I think Virginia Peninsula is a great place to come to find out who you are, what you’re passionate about, and what you want to do.
Virginia Peninsula Community College student Rebecca Holmes spent summer 2017 at the University of Colorado studying tectonics in the high plains of Boulder, Colo. The experience was part of a one-month internship called Research Experience for Community College Students (RECCS). The program lets students explore environmental or geosciences and gain the confidence to transition to a four-year program in the Science, Technology, Engineering Math (STEM) disciplines.
Guided by a graduate student who is working on a Master's thesis, Holmes received a weekly stipend to conduct field- or lab-based independent research over a nine weeks. She learned a computer program to create a map of the region and perform field work using various tools to sample and understand the region's topography. The opportunity came about through a webcast about internships for community college students recommended by Virginia Peninsula Geology Instructor Lynsey LeMay. Holmes followed up with a RECCS coordinator and secured the summer position.
The Social Science major is on track to complete her Virginia Peninsula studies and receive an Associate of Science degree this spring. A Phi Theta Kappa honor society member in Virginia Peninsula's Phi Sigma chapter, Holmes was accepted to University of Colorado, but is awaiting responses from Virginia Tech, University of Virginia, and William & Mary before deciding where to continue her education.
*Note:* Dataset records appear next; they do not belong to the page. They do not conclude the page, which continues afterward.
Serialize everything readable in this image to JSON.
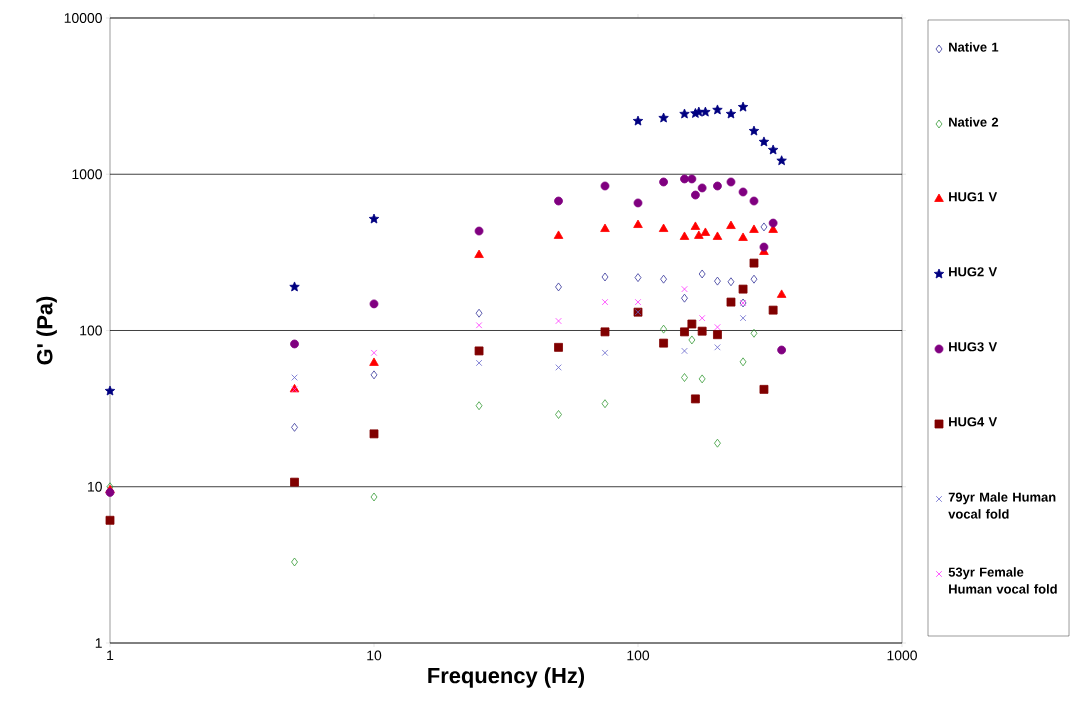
{
  "chart_data": {
    "type": "scatter",
    "xlabel": "Frequency (Hz)",
    "ylabel": "G' (Pa)",
    "log": "xy",
    "xlim": [
      1,
      1000
    ],
    "ylim": [
      1,
      10000
    ],
    "xticks": [
      1,
      10,
      100,
      1000
    ],
    "yticks": [
      1,
      10,
      100,
      1000,
      10000
    ],
    "grid": "y",
    "legend": "right",
    "series": [
      {
        "name": "Native 1",
        "color": "#333399",
        "marker": "diamond",
        "x": [
          5,
          10,
          25,
          50,
          75,
          100,
          125,
          150,
          175,
          200,
          225,
          250,
          275,
          300
        ],
        "values": [
          24,
          52,
          129,
          190,
          220,
          218,
          213,
          161,
          230,
          207,
          205,
          150,
          213,
          460
        ]
      },
      {
        "name": "Native 2",
        "color": "#339933",
        "marker": "diamond",
        "x": [
          1,
          5,
          10,
          25,
          50,
          75,
          125,
          150,
          160,
          175,
          200,
          250,
          275
        ],
        "values": [
          10,
          3.3,
          8.6,
          33,
          29,
          34,
          102,
          50,
          87,
          49,
          19,
          63,
          96
        ]
      },
      {
        "name": "HUG1 V",
        "color": "#ff0000",
        "marker": "triangle",
        "x": [
          1,
          5,
          10,
          25,
          50,
          75,
          100,
          125,
          150,
          165,
          170,
          180,
          200,
          225,
          250,
          275,
          300,
          325,
          350
        ],
        "values": [
          9.5,
          42,
          62,
          304,
          403,
          446,
          473,
          446,
          397,
          460,
          403,
          421,
          397,
          466,
          391,
          440,
          318,
          440,
          169
        ]
      },
      {
        "name": "HUG2 V",
        "color": "#000080",
        "marker": "star",
        "x": [
          1,
          5,
          10,
          100,
          125,
          150,
          165,
          170,
          180,
          200,
          225,
          250,
          275,
          300,
          325,
          350
        ],
        "values": [
          41,
          190,
          517,
          2190,
          2290,
          2430,
          2450,
          2500,
          2500,
          2580,
          2430,
          2690,
          1890,
          1610,
          1430,
          1220
        ]
      },
      {
        "name": "HUG3 V",
        "color": "#800080",
        "marker": "circle",
        "x": [
          1,
          5,
          10,
          25,
          50,
          75,
          100,
          125,
          150,
          160,
          165,
          175,
          200,
          225,
          250,
          275,
          300,
          325,
          350
        ],
        "values": [
          9.2,
          82,
          148,
          433,
          674,
          841,
          655,
          892,
          933,
          933,
          736,
          817,
          841,
          892,
          770,
          674,
          342,
          487,
          75
        ]
      },
      {
        "name": "HUG4 V",
        "color": "#800000",
        "marker": "square",
        "x": [
          1,
          5,
          10,
          25,
          50,
          75,
          100,
          125,
          150,
          160,
          165,
          175,
          200,
          225,
          250,
          275,
          300,
          325
        ],
        "values": [
          6.1,
          10.7,
          21.8,
          74,
          78,
          98,
          131,
          83,
          98,
          110,
          36.5,
          99,
          94,
          152,
          184,
          270,
          42,
          135
        ]
      },
      {
        "name": "79yr Male Human vocal fold",
        "color": "#6666cc",
        "marker": "cross",
        "x": [
          5,
          25,
          50,
          75,
          100,
          150,
          200,
          250
        ],
        "values": [
          50,
          62,
          58,
          72,
          131,
          74,
          78,
          120
        ]
      },
      {
        "name": "53yr Female Human vocal fold",
        "color": "#ff33ff",
        "marker": "cross",
        "x": [
          5,
          10,
          25,
          50,
          75,
          100,
          150,
          175,
          200,
          250
        ],
        "values": [
          42,
          72,
          108,
          115,
          152,
          152,
          184,
          120,
          105,
          150
        ]
      }
    ]
  }
}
She also has attending graduate school in her five-year plan.
A 2015 Woodside High graduate and Newport News resident, Holmes enrolled at Virginia Peninsula in January 2016 having attended James Madison University (JMU). "JMU was not exactly a good fit for me because I wasn't sure what I wanted to do yet.
I decided to come home and attend Virginia Peninsula because I wanted to try to take a variety of classes to see what I really wanted to do," Holmes said.
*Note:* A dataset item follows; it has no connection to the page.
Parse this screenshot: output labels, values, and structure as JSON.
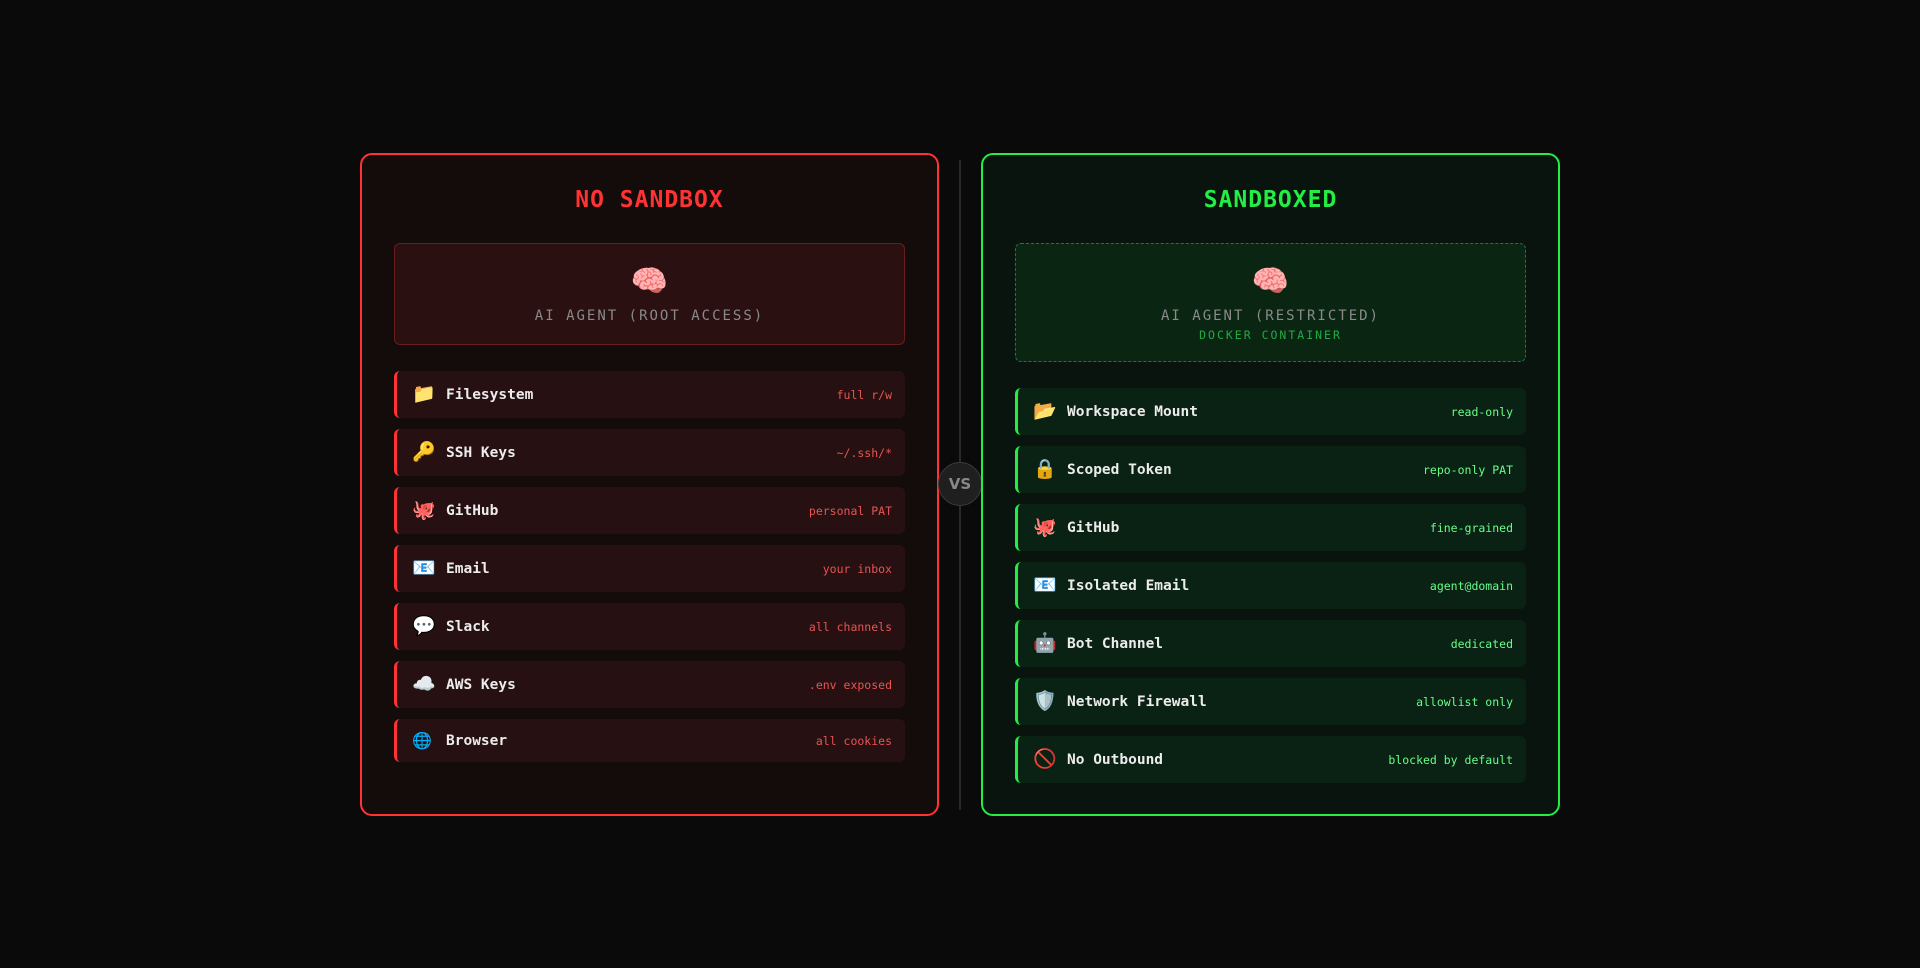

"I figured out exactly what I wanted to do and where I need to be here at Virginia Peninsula. When I came into college, I had no idea that I wanted to pursue geology. I think Virginia Peninsula is a great place to come to find out who you are, what you're passionate about, and what you want to do," she added.
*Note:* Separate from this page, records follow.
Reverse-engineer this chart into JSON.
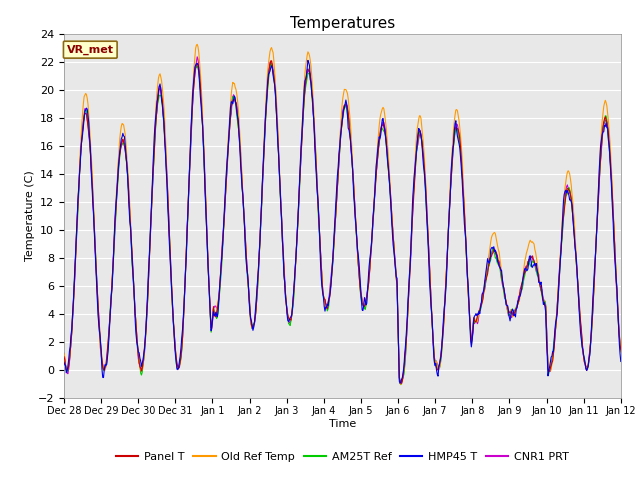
{
  "title": "Temperatures",
  "xlabel": "Time",
  "ylabel": "Temperature (C)",
  "ylim": [
    -2,
    24
  ],
  "annotation": "VR_met",
  "legend": [
    "Panel T",
    "Old Ref Temp",
    "AM25T Ref",
    "HMP45 T",
    "CNR1 PRT"
  ],
  "colors": [
    "#cc0000",
    "#ff9900",
    "#00cc00",
    "#0000ee",
    "#cc00cc"
  ],
  "xtick_labels": [
    "Dec 28",
    "Dec 29",
    "Dec 30",
    "Dec 31",
    "Jan 1",
    "Jan 2",
    "Jan 3",
    "Jan 4",
    "Jan 5",
    "Jan 6",
    "Jan 7",
    "Jan 8",
    "Jan 9",
    "Jan 10",
    "Jan 11",
    "Jan 12"
  ],
  "bg_color": "#e8e8e8",
  "grid_color": "#ffffff",
  "fig_bg": "#ffffff"
}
Geology caught Holmes' attention when her academic advisor, Melissa Gray, suggested she take one of LeMay's classes. The experience ignited a growing flame. "Coming to Virginia Peninsula ultimately was the best thing for me. At this point it has become a passion pursuing what I really love. Hopefully, I will be making a difference in the scientific community one day," said Holmes.
She is grateful to LeMay and Gray for their contributions to her college education. [Lynsey LeMay] has gone above and beyond to make sure that I have the knowledge and the preparation to be able to go out and do an internship. She has done a great job of giving me an understanding and a perspective of what's it's like to be a geologist," she said.
"My advisor Melissa Gray has had my back the entire time I have been at this college. She has always been there any time I needed help, any time I needed advice ... She has been absolutely amazing in every way," Holmes added.